Carving bins
June 20, 2014
Radare was initially developed as a forensic tool. Nowadays most people use it for static code analysis or binary patching, but the framework and the tools still provide functionalities for analyzing disk partitions or filesystems..
In this post I’m going to explain how to use r2 to extract some ELFs files from a raw memory dump or unknown format firmware image.
This kind of search is called ‘carving’ and there are already several tools that can do this automatically for free.
But this is not the place to talk about them. Let’s open an r2 shell!
Searching the needle
$ r2 -n dump.bin
At this point we will get the r2 prompt opening the file without trying to understand its format (-n) at the offset 0. We want to search for ELF files, and the ‘/’ command can do this search and store the results in flags.
[0x00000000]> / \x7fELF
Searching 4 bytes from 0x00000000 to 0x0000002d: 7f 45 4c 46
0x00001340 hit0_0
0x00001744 hit0_1
...
On every match we will get a flag pointing to the begining of the ELF files. We can then dump them all to disk with that oneliner:
[0x00000000]> b 1M
[0x00000000]> wt @@ hit0*
Note that ‘wt’ will require an argument (filename) if you are not using the latest version from git. This simplifies the process of naming every dumped portion.

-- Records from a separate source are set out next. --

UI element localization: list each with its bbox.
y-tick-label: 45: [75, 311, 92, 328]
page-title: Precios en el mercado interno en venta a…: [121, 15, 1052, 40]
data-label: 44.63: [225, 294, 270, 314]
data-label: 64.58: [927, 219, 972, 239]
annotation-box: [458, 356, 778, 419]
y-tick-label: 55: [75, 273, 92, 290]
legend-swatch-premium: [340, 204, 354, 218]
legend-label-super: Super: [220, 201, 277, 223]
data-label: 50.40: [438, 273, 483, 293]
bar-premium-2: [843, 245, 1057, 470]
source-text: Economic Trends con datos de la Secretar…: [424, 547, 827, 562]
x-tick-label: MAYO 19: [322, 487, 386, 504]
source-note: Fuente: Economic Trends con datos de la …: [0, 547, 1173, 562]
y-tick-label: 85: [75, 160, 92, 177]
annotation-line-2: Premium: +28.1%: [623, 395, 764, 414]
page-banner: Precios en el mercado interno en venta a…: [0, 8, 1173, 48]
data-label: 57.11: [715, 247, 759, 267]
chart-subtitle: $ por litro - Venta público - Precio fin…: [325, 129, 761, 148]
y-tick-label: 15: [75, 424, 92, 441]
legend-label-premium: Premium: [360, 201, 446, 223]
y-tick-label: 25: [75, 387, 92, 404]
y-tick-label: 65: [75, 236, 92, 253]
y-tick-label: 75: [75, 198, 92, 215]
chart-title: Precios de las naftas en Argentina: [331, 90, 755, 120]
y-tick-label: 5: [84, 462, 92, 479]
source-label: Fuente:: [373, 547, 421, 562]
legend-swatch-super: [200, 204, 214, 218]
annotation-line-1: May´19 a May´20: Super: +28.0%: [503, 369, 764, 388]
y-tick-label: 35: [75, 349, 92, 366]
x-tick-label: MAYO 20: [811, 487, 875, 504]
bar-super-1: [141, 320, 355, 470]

We set the blocksize to 1MB because we don’t expect to have bigger executables, but you may change this depending on your target.
Once we have dumped every ELF hit we may like to run rabin2 on them to identify the real size of the original executable by analyzing the file heaers. You can do this with rabin2 -Z
$ for a in dump.* ; do
sz=`rabin2 -Z $a` # get RBin.filesize
r2 -wnqc"r $sz" $a # resize file
done
This shellscript loop will truncate all the dumped files to the file size reported by RBin.
Looking for some magic
Another way for carving for known filetypes on memory is by using the libmagic
functionality, while we ship a slightly modified code from OpenBSD.
The magic database has been shrinked to just contain the most common filetypes (to speedup search), but you may write or change that magic database to do your own searches and display some header information on every hit.
/m [magicfile]
The Yara plugin is also distributed with r2. It can be used as a replacement for libmagic and it’s already being used for detecting file signatures to determine compiler types, shellcodes, protections and more.
Install latest yara and run :yara scan
in your r2 shell.
Final words
As long as the IO layer is pluggable, r2 is able to perform those search&dump operations on process memory when attaching the debugger, raw hard disk image, remote files (rap, gdb..), and much more.